Pero si el ojo está enfermo, todo el cuerpo estará en tinieblas. Si la luz que hay en ti se oscurece, ¡cuánta oscuridad habrá! 

COMENTARIO:

  En este Evangelio de san Mateo, podemos comprobar cómo Jesús conoce bien la naturaleza humana. Sabe que, cualquiera de nosotros anhela ese “tesoro” que le dará  tranquilidad; ya que todos tenemos la inseguridad de no saber, de no poder o de no alcanzar, aquello que perdimos: la Felicidad. Nos parece que si conseguimos adquirir ese bien determinado-que para cada uno es distinto- ya estaremos protegidos en esta vida; y, encima, gozaremos del bienestar y de la prosperidad: para unos será el dinero, para otros el reconocimiento social y, para unos pocos, el poder. Pero en realidad, todos queremos disfrutar de esas pertenencias que tranquilizan a nuestro corazón, ante la duda futura de nuestra existencia.

  Sin embargo, no nos damos cuenta de que todo esto que hemos mencionado es, precisamente, lo que no puede otorgarnos ni la paz, ni la estabilidad. Ya que el simple hecho de pensar que podemos perderlo en cualquier momento, nos inquieta y nos preocupa. Como bien nos recuerda el Maestro en el texto, el desasosiego de cavilar que puede abrirse y desquebrajarse el suelo que pisamos, y caer al vacío, no nos permite caminar por él recreándonos en nuestros pasos. Por eso el Maestro nos insta a confiar solamente en la Providencia; ya que sólo Dios permanece inmutable en el tiempo, a nuestro lado: ayer, hoy y mañana. Él nos sujeta firmemente, y tiende un puente –la Iglesia- que une para siempre, el Cielo con la tierra. Él es el único bien permanente que, ni un mal negocio, ni una pérdida de trabajo, ni un error personal, nos pueden hacer perder. Él es el que nos creó, y no se sorprende ante nuestra pobre realidad; El que nos acompañó en el Éxodo; El que vino a buscarnos, cuando estábamos perdidos. Él fue el que respondió por nosotros y pagó con su vida, nuestro rescate. Y Él es el que nos estará esperando, cuando ya nadie pueda acompañarnos, en la soledad de la muerte.

  Sólo nos pide que, para asegurarnos de que ese último viaje nos conduce al destino adecuado, tengamos en orden nuestro pasaporte; evitando los sellos superfluos y rellenándolo de los precisos, para alcanzar la Gloria: las buenas obras. Por eso san Juan nos recuerda que, en la frontera donde lo perecedero cederá su importancia a lo eterno, seremos juzgados por Dios en el amor que hemos sido capaces de repartir entre nuestros hermanos. No se nos preguntará por nuestro patrimonio, sino por todo lo bueno que hemos hecho con él. Por esa rectitud de intención, que debe ser la brújula que guie nuestros actos. Y como bien sabéis, el Norte de la vida de los hombres, es el Señor.

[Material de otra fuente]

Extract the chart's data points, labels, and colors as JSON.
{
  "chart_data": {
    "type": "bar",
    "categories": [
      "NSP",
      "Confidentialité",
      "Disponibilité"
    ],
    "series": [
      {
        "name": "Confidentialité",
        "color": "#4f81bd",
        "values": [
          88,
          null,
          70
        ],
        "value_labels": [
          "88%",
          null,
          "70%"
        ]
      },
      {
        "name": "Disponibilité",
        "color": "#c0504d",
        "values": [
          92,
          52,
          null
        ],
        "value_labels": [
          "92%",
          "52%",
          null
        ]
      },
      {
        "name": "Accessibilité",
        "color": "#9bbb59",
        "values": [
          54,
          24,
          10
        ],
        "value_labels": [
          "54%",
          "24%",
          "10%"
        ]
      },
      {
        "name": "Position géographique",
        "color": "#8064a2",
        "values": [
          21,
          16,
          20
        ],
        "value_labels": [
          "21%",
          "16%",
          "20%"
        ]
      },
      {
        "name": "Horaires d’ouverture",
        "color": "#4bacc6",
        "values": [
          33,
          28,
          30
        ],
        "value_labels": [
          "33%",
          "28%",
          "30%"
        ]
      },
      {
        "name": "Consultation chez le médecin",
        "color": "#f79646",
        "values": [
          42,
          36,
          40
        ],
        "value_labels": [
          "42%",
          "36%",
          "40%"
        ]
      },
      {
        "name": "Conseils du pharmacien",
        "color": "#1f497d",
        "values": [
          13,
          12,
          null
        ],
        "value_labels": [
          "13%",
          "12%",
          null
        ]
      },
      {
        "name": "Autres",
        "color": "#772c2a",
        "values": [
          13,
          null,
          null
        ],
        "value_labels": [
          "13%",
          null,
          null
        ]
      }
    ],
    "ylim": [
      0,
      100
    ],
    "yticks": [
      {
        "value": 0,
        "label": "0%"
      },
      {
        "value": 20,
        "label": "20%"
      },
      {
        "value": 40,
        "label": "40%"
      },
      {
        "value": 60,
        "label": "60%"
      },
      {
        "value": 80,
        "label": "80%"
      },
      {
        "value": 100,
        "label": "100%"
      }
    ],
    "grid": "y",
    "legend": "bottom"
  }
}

  Se nos interrogará sobre el desapego que hemos tenido a todo lo perecedero, aunque lo hayamos disfrutado; porque hacerlo no es malo, sino aferrarse a ello y desearlo como el fin de nuestra vida. Se nos preguntará por aquellos valores cristianos, que han debido ser las columnas que han sostenido nuestros proyectos: la generosidad, la justicia, la caridad, la esperanza…tantas y tantas virtudes que conforman un mundo mejor; y que deben ser testimonio para los demás, de la presencia divina en nuestro interior. Ese y no otro, tiene que ser el anhelo íntimo del alma, que clama la posesión de Dios a través de los Sacramentos. Esa y no otra, debe ser la búsqueda que guía nuestros pasos al encuentro del Reino de Dios.

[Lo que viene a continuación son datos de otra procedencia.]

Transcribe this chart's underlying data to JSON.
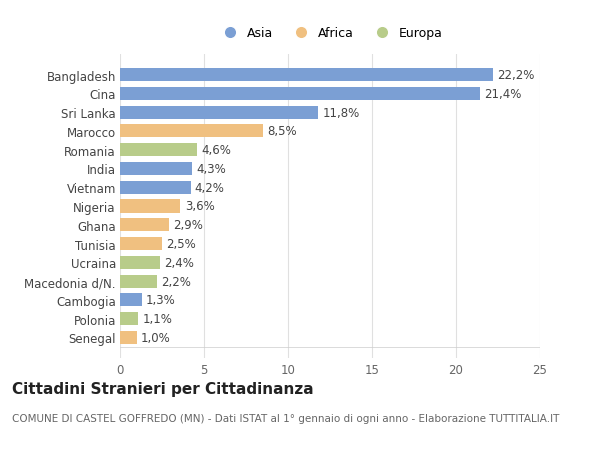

  Vemos en el texto, como el Señor –con esa enseñanza sapiencial que es sublime- nos hace un paralelismo entre el ojo, como lámpara que ilumina el cuerpo (al ser el primer lugar por donde se percibe la realidad y se adquiere el conocimiento) y esa intencionalidad que guía nuestras acciones. Porque si la intención es buena, sana y pronta a cumplir la voluntad de Dios, nuestros actos serán los propios de un cristiano, que sólo busca contentar –por amor-a su Señor. Pero si nuestra naturaleza ha cedido a la tentación y está enferma de egoísmo, hedonismo y concupiscencia, cada uno de nosotros será, en realidad, servidor del diablo. Por eso hemos de luchar por ser luz; por ser como esas polillas que revolotean sin cansancio, alrededor de la claridad. Hemos de ser miembros de la Iglesia, que tienen hambre de Eucaristía. Porque allí se encuentra el Sujeto de nuestros anhelos, deseos y aspiraciones…¡Allí está Dios!